Ante la cuestión de qué es lo que cuenta como humano y las posibles respuestas que podemos dar frente a la distribución desigual de la protección, Judith Butler sostiene que el reconocimiento de nuestra común vulnerabilidad puede favorecer un encuentro ético, aunque no haya garantías de que ello ocurra. Pero cuando ocurre, muchas cosas pueden transformarse. Cuando nos reconocemos como constituidxs por otrxs, “podemos invocar un devenir, instigar una transformación, exigir un futuro siempre en relación con Otro” (Butler, 2006, p. 72). Si podemos dar lugar a la pregunta de por qué algunos dolores y algunas muertes no son parte de nuestra vida colectiva ya estamos provocando de alguna manera esa transformación y, en ese gesto, también se transforman la noción de lo público, los límites de la memoria y el sentido del duelo.
Si lo público funciona como escenificación de las muertes que quedan incluidas y excluidas de lo común, aquella pregunta puede provocar un efecto de amplificación de la memoria en tanto lxs muertxs que dejamos que nos hablen pueden ser más, y pueden decirnos más cosas acerca de lo que somos. El duelo será, entonces, no un trabajo doloroso que haya que atravesar para finalmente curar la herida de una ausencia, sino un trabajo preocupado por escuchar a lxs muertxs y darles lugar, en palabras de Vinciane Despret. Traer esxs muertxs al centro de la escena pública a través de las resonancias de sus descendencias, dejar que ellxs nos soliciten, que nos empujen con su vuelo a esa zona del relato donde nadie parecía estar destinadx a sobrevivir, como dice Ocean Vuong. Porque la memoria, así, puede convertirse en una segunda oportunidad.

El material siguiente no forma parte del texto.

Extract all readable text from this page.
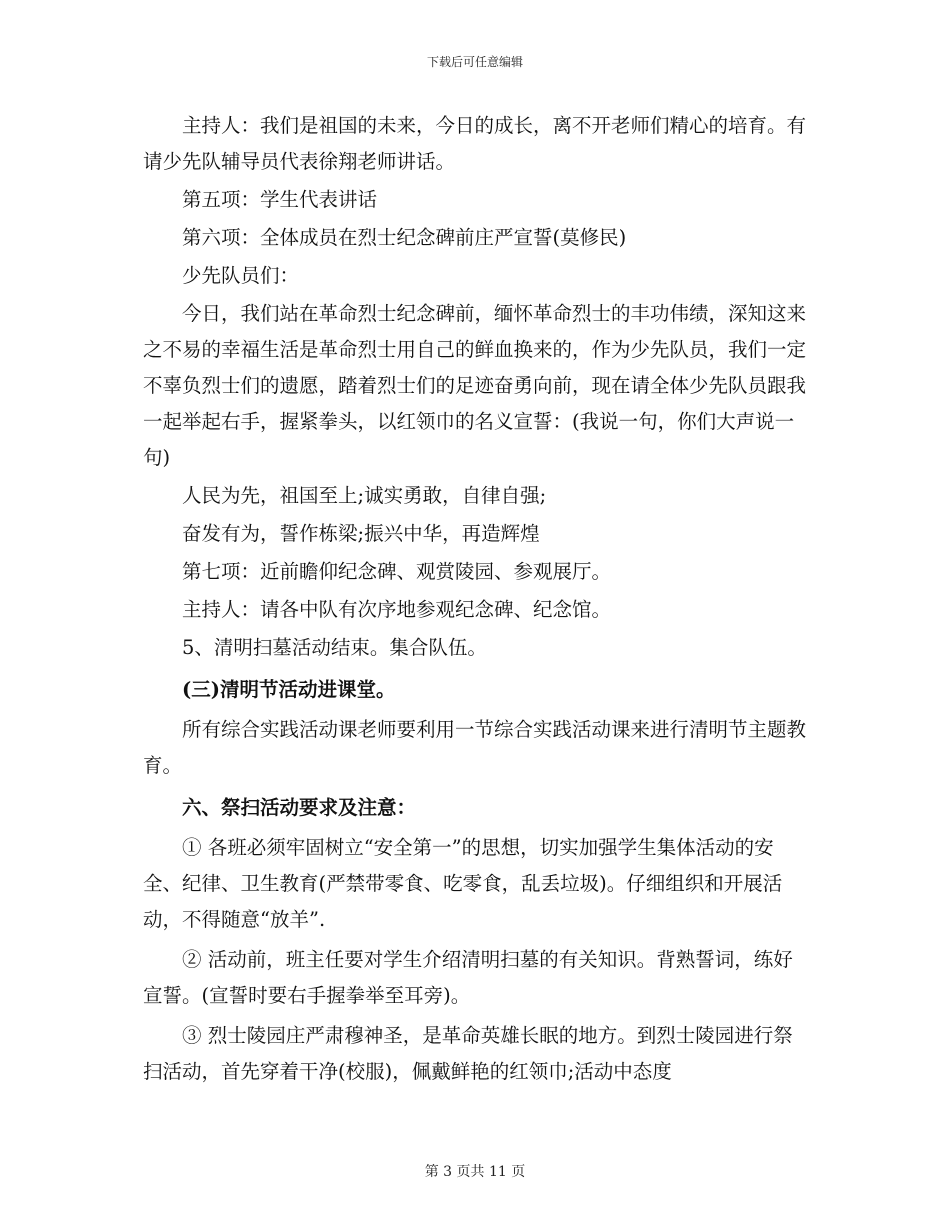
下载后可任意编辑

主持人：我们是祖国的未来，今日的成长，离不开老师们精心的培育。有请少先队辅导员代表徐翔老师讲话。

第五项：学生代表讲话

第六项：全体成员在烈士纪念碑前庄严宣誓(莫修民)

少先队员们：

今日，我们站在革命烈士纪念碑前，缅怀革命烈士的丰功伟绩，深知这来之不易的幸福生活是革命烈士用自己的鲜血换来的，作为少先队员，我们一定不辜负烈士们的遗愿，踏着烈士们的足迹奋勇向前，现在请全体少先队员跟我一起举起右手，握紧拳头，以红领巾的名义宣誓：(我说一句，你们大声说一句)

人民为先，祖国至上;诚实勇敢，自律自强;

奋发有为，誓作栋梁;振兴中华，再造辉煌

第七项：近前瞻仰纪念碑、观赏陵园、参观展厅。

主持人：请各中队有次序地参观纪念碑、纪念馆。

5、清明扫墓活动结束。集合队伍。

(三)清明节活动进课堂。

所有综合实践活动课老师要利用一节综合实践活动课来进行清明节主题教育。

六、祭扫活动要求及注意：

① 各班必须牢固树立“安全第一”的思想，切实加强学生集体活动的安全、纪律、卫生教育(严禁带零食、吃零食，乱丢垃圾)。仔细组织和开展活动，不得随意“放羊”.

② 活动前，班主任要对学生介绍清明扫墓的有关知识。背熟誓词，练好宣誓。(宣誓时要右手握拳举至耳旁)。

③ 烈士陵园庄严肃穆神圣，是革命英雄长眠的地方。到烈士陵园进行祭扫活动，首先穿着干净(校服)，佩戴鲜艳的红领巾;活动中态度

第 3 页共 11 页
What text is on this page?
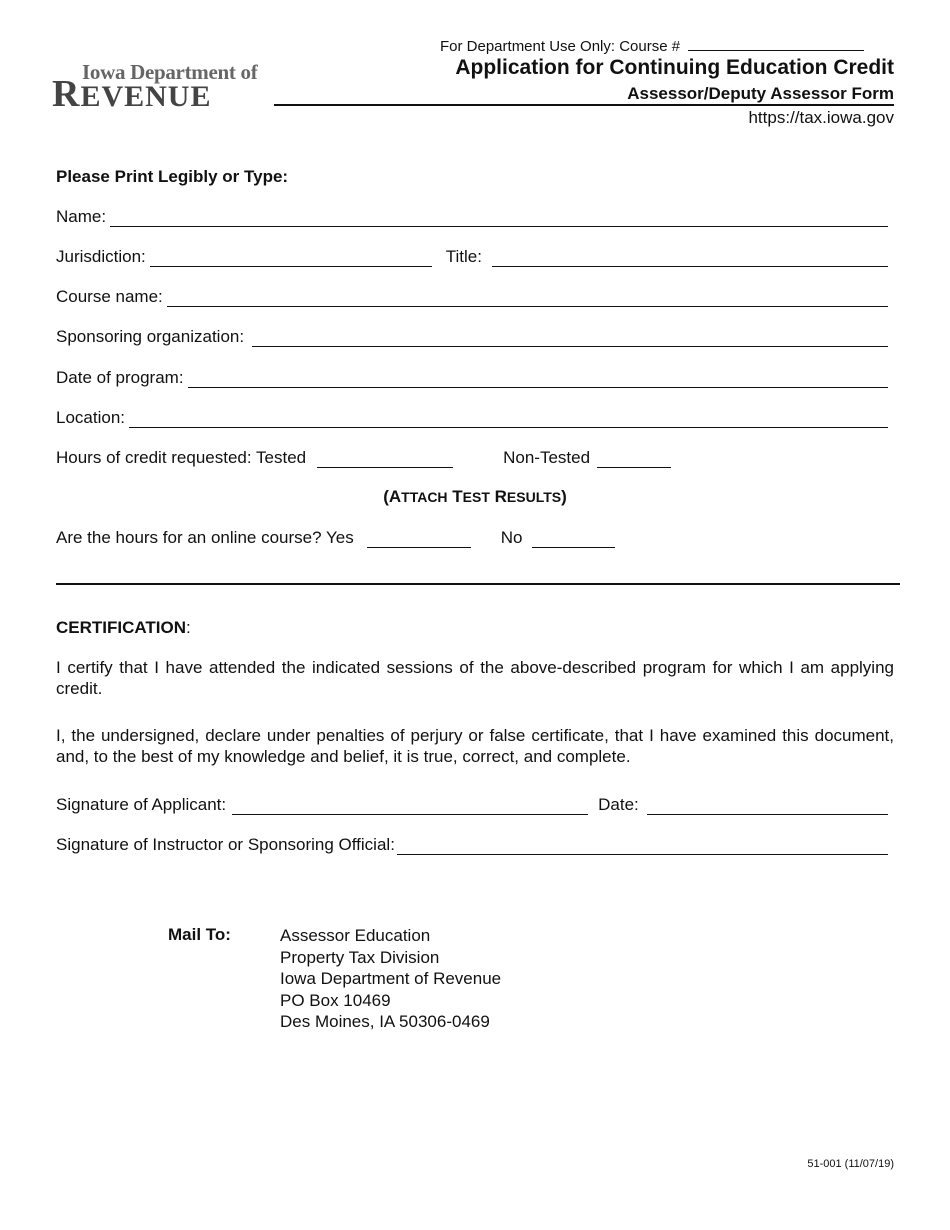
For Department Use Only: Course #
Iowa Department of
REVENUE
Application for Continuing Education Credit
Assessor/Deputy Assessor Form
https://tax.iowa.gov
Please Print Legibly or Type:
Name:
Jurisdiction:	Title:
Course name:
Sponsoring organization:
Date of program:
Location:
Hours of credit requested: Tested	Non-Tested
(ATTACH TEST RESULTS)
Are the hours for an online course? Yes	No
CERTIFICATION:
I certify that I have attended the indicated sessions of the above-described program for which I am applying credit.
I, the undersigned, declare under penalties of perjury or false certificate, that I have examined this document, and, to the best of my knowledge and belief, it is true, correct, and complete.
Signature of Applicant:	Date:
Signature of Instructor or Sponsoring Official:
Mail To:	Assessor Education
Property Tax Division
Iowa Department of Revenue
PO Box 10469
Des Moines, IA 50306-0469
51-001 (11/07/19)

(*) Docente e investigadora de la Facultad de Ciencias Sociales (FCS) de la Universidad Nacional de Córdoba (UNC).
Bibliografía consultada
Butler, Judith (2006) Vida precaria. El poder del duelo y la violencia. Buenos Aires: Paidós.
Butler, Judith (2010) Marcos de guerra. Las vidas lloradas. México: Paidós.
Despret, Vianciane (2021) A la salud de los muertos. Relatos de quienes quedan. Buenos Aires: Cactus.
Fanon, Frantz (1973) Piel negra, máscaras blancas. Buenos Aires: Abraxas.
Ghigliotto, Galo (2019) El Museo de la Bruma. Santiago de Chile: Laurel.
Lof Lafken Winkul Mapu (2021), en Daniel Zenko (comp.) Reunión: Lof Lafken Winkul Mapu. Cuadernos de Lenguas Vivas. Buenos Aires: Biblioteca Nacional.
Mendoza, Felisa; López, Nancy, Miranda, María; López, Cristina; Martearena, Edith; Arias, Mónica; Valdez, Aida; Medina, Mónica; Plaza, Yoselina; Torres, Teresa (2020). Gritos de las madres del monte. Voces de mujeres en lucha. Tartagal: Fondo editorial ARETEDE.
Segato, Rita (2010) “Los cauces profundos de la raza latinoamericana: una relectura del mestizaje”, en Crítica y Emancipación, Año II, N° 3, pp. 11-44.
Soria, Sofía (2015) “Sujeto y alteridad. Problemas y desplazamientos desde una perspectiva decolonial”, en AAVV Sujeto. Una categoría en disputa. Adrogué: La Cebra.
Vuong, Ocean (2020) En la tierra somos fugazmente grandiosos. Barcelona: Anagrama.